Florence Yee is a 2.5 generation, Cantonese-struggling visual artist based in Tkaronto/Toronto and Tiohtià:ke/Montreal. Their interest in Cantonese-Canadian history has fueled an art practice examining the daily life of their diaspora. Having graduated with a Bachelor of Fine Arts from Concordia University, they work with community groups for visual culture, such as Articule, La Centrale (both artist-run centers), and the Ethnocultural Art Histories Research group (EAHR). They have completed residencies at the Ottawa School of Art, the Concordia Fine Arts Reading Room, la Galerie du Nouvel-Ontario, as well as the John and Maggie Mitchell Art Gallery. They are now pursuing an MFA at OCAD U in Interdisciplinary Art, Media and Design as a Delaney Scholar. They are represented by Studio Sixty-Six.
I was once told that my work is a collection of purposefully bad forgeries. Much of my interdisciplinary practice of installation, painting, fibers and sculpture relies on a methodology of copying, tracing, re-staging and re-making. The act of physical reproduction mirrors my interest in cultural reproduction, the ways in which a generation transmits knowledge to the next, and how it has been interrupted in my family. From the displacement of war and unspoken intergenerational trauma, many traditions, histories and languages were not fully imparted onto me, leaving me to often feel like a bad forgery of my grandparents. This exploration of “authenticity” and “failure” has prompted my practice to commemorate the objects and experiences of my Cantonese-Canadian/Québécoise diaspora, mostly through my relationships with my grandmother and my struggles with language. Hence, text (in English, French and romanized Cantonese) have been key components of my recent work.
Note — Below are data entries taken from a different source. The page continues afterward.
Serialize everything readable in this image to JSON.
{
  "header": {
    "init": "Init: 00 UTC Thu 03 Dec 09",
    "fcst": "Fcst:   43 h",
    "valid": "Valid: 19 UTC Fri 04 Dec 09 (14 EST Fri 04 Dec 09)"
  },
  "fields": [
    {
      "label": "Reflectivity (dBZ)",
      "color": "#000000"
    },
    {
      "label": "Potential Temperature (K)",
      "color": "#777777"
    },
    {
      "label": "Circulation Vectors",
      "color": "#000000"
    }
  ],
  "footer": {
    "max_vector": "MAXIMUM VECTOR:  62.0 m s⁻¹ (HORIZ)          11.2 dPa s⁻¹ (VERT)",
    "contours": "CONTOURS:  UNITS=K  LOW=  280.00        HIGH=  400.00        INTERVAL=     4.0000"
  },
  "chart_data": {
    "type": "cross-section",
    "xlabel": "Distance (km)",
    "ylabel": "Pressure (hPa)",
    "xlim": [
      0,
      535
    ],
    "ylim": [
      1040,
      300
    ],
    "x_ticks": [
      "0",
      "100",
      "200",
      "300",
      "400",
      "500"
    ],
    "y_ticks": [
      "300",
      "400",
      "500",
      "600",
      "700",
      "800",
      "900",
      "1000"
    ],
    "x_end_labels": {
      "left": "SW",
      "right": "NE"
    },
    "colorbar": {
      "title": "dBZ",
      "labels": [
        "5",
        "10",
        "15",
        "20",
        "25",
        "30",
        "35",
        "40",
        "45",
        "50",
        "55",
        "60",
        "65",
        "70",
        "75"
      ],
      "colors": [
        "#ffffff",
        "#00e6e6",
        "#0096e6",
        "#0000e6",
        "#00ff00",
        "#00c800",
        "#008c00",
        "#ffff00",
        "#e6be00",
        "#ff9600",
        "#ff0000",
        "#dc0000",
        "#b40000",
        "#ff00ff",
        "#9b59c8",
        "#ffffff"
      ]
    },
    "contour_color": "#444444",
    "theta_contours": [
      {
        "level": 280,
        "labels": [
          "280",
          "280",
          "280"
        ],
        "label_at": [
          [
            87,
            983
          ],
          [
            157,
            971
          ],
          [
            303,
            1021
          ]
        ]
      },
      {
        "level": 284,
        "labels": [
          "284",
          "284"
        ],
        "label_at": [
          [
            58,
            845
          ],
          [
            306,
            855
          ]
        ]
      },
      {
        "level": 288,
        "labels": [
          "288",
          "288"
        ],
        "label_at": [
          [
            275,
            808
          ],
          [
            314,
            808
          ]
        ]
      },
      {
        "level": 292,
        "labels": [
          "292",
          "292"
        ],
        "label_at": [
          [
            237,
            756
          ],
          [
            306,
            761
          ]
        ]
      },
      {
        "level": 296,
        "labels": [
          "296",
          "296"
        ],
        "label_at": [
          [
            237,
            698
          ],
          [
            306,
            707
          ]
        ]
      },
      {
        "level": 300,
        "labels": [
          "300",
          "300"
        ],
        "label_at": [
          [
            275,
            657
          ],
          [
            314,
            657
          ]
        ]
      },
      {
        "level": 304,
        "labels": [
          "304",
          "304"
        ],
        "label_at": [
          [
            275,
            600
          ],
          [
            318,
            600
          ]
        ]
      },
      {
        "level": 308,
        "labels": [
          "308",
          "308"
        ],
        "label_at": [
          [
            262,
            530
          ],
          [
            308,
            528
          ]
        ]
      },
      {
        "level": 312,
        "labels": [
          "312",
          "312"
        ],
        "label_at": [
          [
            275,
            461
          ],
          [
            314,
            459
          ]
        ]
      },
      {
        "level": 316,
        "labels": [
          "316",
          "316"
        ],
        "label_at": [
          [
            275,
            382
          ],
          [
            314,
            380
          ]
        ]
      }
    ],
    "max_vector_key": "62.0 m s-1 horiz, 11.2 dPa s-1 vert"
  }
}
My interest in text-based textiles stems from their ubiquity and domesticity. Often seen as cheap, tacky or worthless copies, I hope that the investment of my research may endow everyday objects with their due importance in defining diasporic cultures. The rituals and personal experiences surrounding their consumption reveal a daily reliance on their existence, despite how easily they may be ignored. Despite the liberal multiculturalism that is nationally sanctioned, it only values culture as novelty acts, food at festivals and costumes on holidays, what Dr. Yasmin Jiwani calls “ethnic exotica,” while erasing everything else. Although they have been used as signifiers of our own alienation, perhaps these objects can be reclaimed to shape alternative ideas of authenticity away from romanticizing traditional, static identities grounded in one space or one time. Prioritizing fluidity and self-representation, my artwork problematizes a sense of belonging, whether wrongful or desired.
Through the lens of decolonial, feminist and critical race theories, I aim to subvert expectations of East Asian narratives in North America, while also situating its privileges in the larger context of Black, Brown and Indigenous peoples’ racialization. My appearance as a visible minority in Canadian society and my family’s history have influenced much of my work to address preconceived notions of Otherness. It situates itself between my experiences of being a local to what is commonly called Montreal, but also part of a generational diaspora of marginalized and misrepresented people in North America. My body of work deconstructs the nationalism and pseudo-post-nationalism that Canadians have been trying to use in defining a collective identity. I use my art practice as a path to reinstate my full complexity as a queer Cantonese femme who does like white jasmine rice, but also likes cheesecake.